The role of minocycline in alleviating aluminum phosphide-induced cardiac hemodynamic and renal toxicity.

Poisoning with aluminum phosphide (AlP) has been attributed to the high rate of mortality among many Asian countries. It affects several organs, mainly heart and kidney. Numerous literature demonstrated the valuable effect of minocycline in mitigating pathological symptoms of heart and kidney disease. The aim of the present study was to evaluate the probable protective effect of minocycline on cardiac hemodynamic parameters abnormalities and renal toxicity induced by AlP-poisoning in the rat model. AlP was administered by gavage at 12 mg/kg body weight followed by injection of minocycline for two interval times of 12 and 24 h, at 40, 80, 120 mg/kg body weight. Electrocardiographic (ECG) parameters were monitored, 30 min after AlP gavage for 6 h using an electronic cardiovascular monitoring device. Kidney tissue and serum were collected for the study of histology, mitochondrial complexes I, II, IV, lactate dehydrogenase (LDH) and myeloperoxidase (MPO) activity, ADP/ATP ratio, mitochondrial cytochrome c release, apoptosis, lactate, BUN, and Cr levels.

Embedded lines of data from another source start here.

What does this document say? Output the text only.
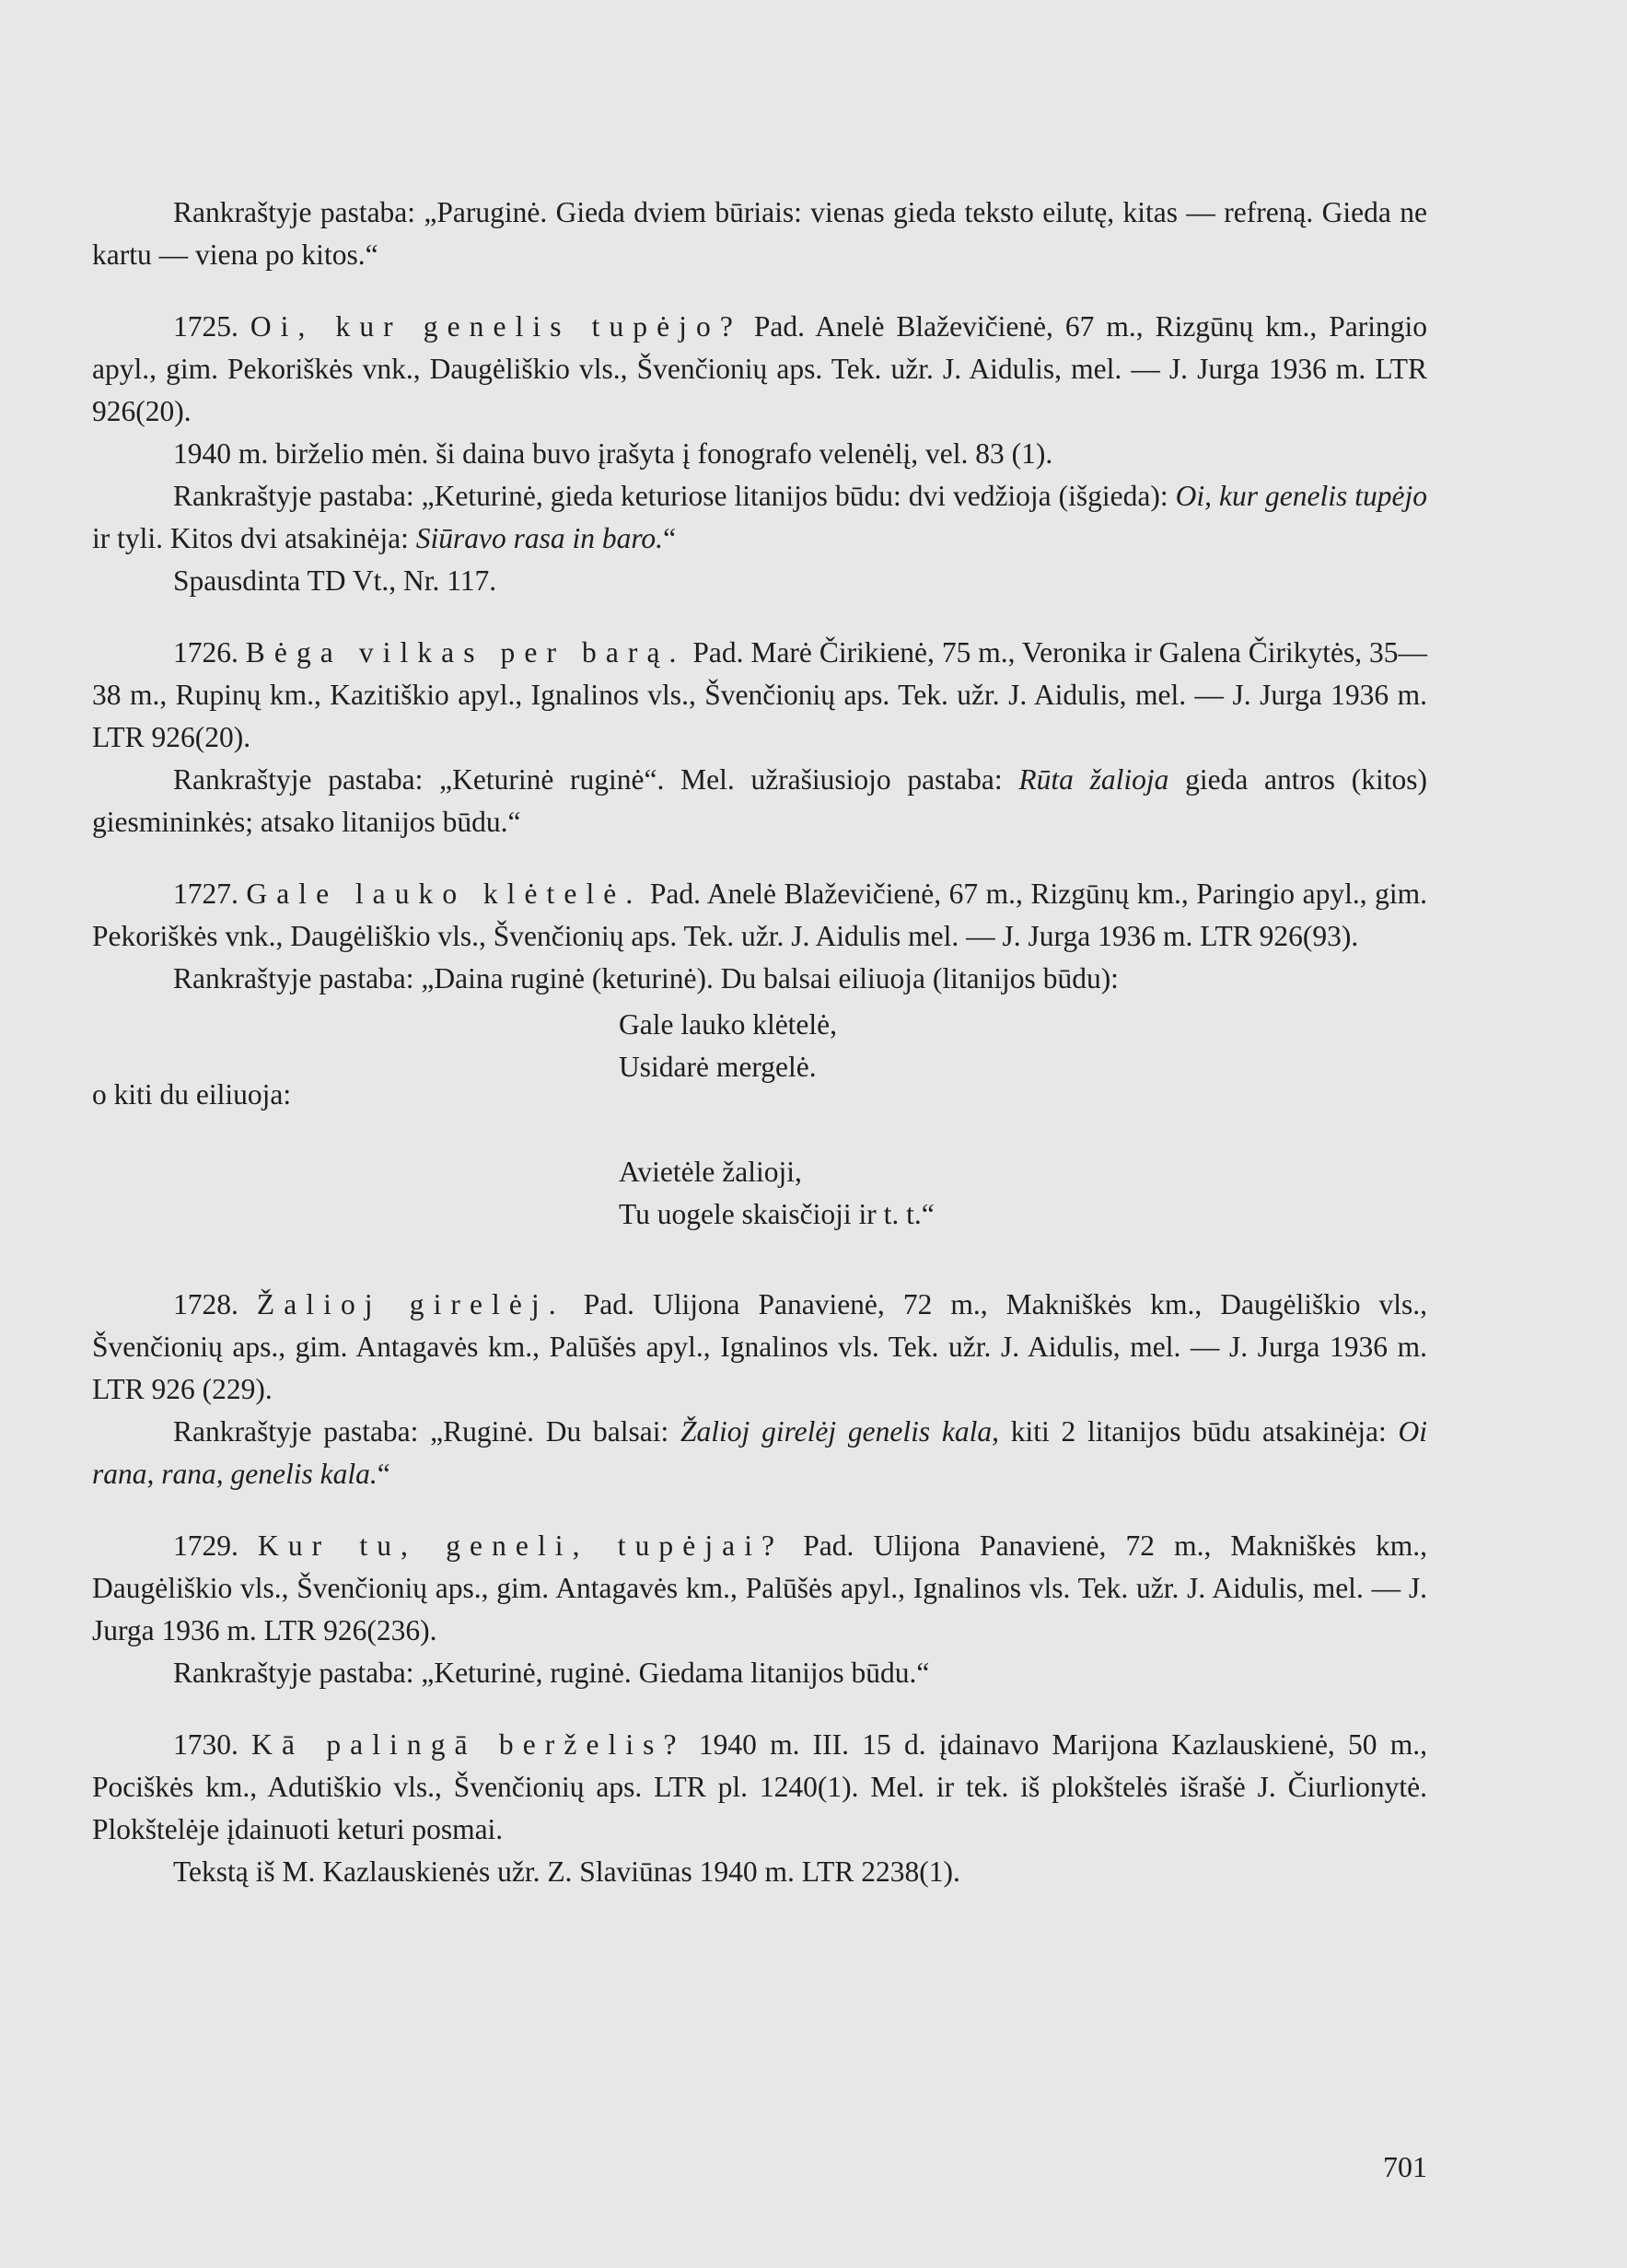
Rankraštyje pastaba: „Paruginė. Gieda dviem būriais: vienas gieda teksto eilutę, kitas — refreną. Gieda ne kartu — viena po kitos.“

1725. Oi, kur genelis tupėjo? Pad. Anelė Blaževičienė, 67 m., Rizgūnų km., Paringio apyl., gim. Pekoriškės vnk., Daugėliškio vls., Švenčionių aps. Tek. užr. J. Aidulis, mel. — J. Jurga 1936 m. LTR 926(20).

1940 m. birželio mėn. ši daina buvo įrašyta į fonografo velenėlį, vel. 83 (1).

Rankraštyje pastaba: „Keturinė, gieda keturiose litanijos būdu: dvi vedžioja (išgieda): Oi, kur genelis tupėjo ir tyli. Kitos dvi atsakinėja: Siūravo rasa in baro.“

Spausdinta TD Vt., Nr. 117.

1726. Bėga vilkas per barą. Pad. Marė Čirikienė, 75 m., Veronika ir Galena Čirikytės, 35—38 m., Rupinų km., Kazitiškio apyl., Ignalinos vls., Švenčionių aps. Tek. užr. J. Aidulis, mel. — J. Jurga 1936 m. LTR 926(20).

Rankraštyje pastaba: „Keturinė ruginė“. Mel. užrašiusiojo pastaba: Rūta žalioja gieda antros (kitos) giesmininkės; atsako litanijos būdu.“

1727. Gale lauko klėtelė. Pad. Anelė Blaževičienė, 67 m., Rizgūnų km., Paringio apyl., gim. Pekoriškės vnk., Daugėliškio vls., Švenčionių aps. Tek. užr. J. Aidulis mel. — J. Jurga 1936 m. LTR 926(93).

Rankraštyje pastaba: „Daina ruginė (keturinė). Du balsai eiliuoja (litanijos būdu):

Gale lauko klėtelė,
Usidarė mergelė.
o kiti du eiliuoja:
Avietėle žalioji,
Tu uogele skaisčioji ir t. t.“

1728. Žalioj girelėj. Pad. Ulijona Panavienė, 72 m., Makniškės km., Daugėliškio vls., Švenčionių aps., gim. Antagavės km., Palūšės apyl., Ignalinos vls. Tek. užr. J. Aidulis, mel. — J. Jurga 1936 m. LTR 926 (229).

Rankraštyje pastaba: „Ruginė. Du balsai: Žalioj girelėj genelis kala, kiti 2 litanijos būdu atsakinėja: Oi rana, rana, genelis kala.“

1729. Kur tu, geneli, tupėjai? Pad. Ulijona Panavienė, 72 m., Makniškės km., Daugėliškio vls., Švenčionių aps., gim. Antagavės km., Palūšės apyl., Ignalinos vls. Tek. užr. J. Aidulis, mel. — J. Jurga 1936 m. LTR 926(236).

Rankraštyje pastaba: „Keturinė, ruginė. Giedama litanijos būdu.“

1730. Kā palingā berželis? 1940 m. III. 15 d. įdainavo Marijona Kazlauskienė, 50 m., Pociškės km., Adutiškio vls., Švenčionių aps. LTR pl. 1240(1). Mel. ir tek. iš plokštelės išrašė J. Čiurlionytė. Plokštelėje įdainuoti keturi posmai.

Tekstą iš M. Kazlauskienės užr. Z. Slaviūnas 1940 m. LTR 2238(1).

701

The results demonstrated that AlP induces ECG abnormalities, and failure of heart rate and blood pressure, which improved significantly by minocycline. Minocycline treatment significantly improved complexes I, IV, MPO and LDH activities, and also reduced the ADP/ATP ratio, lactate level, release of cytochrome c, and apoptosis in the kidney following AlP-poisoning. Also, the histological results showed an improvement of kidney injury in minocycline treated groups. In conclusion, the findings of this study showed that minocycline could improve cardiac hemodynamic abnormalities and kidney injury following AlP-poisoning, suggesting minocycline might be a possible candidate for the treatment of AlP-poisoning.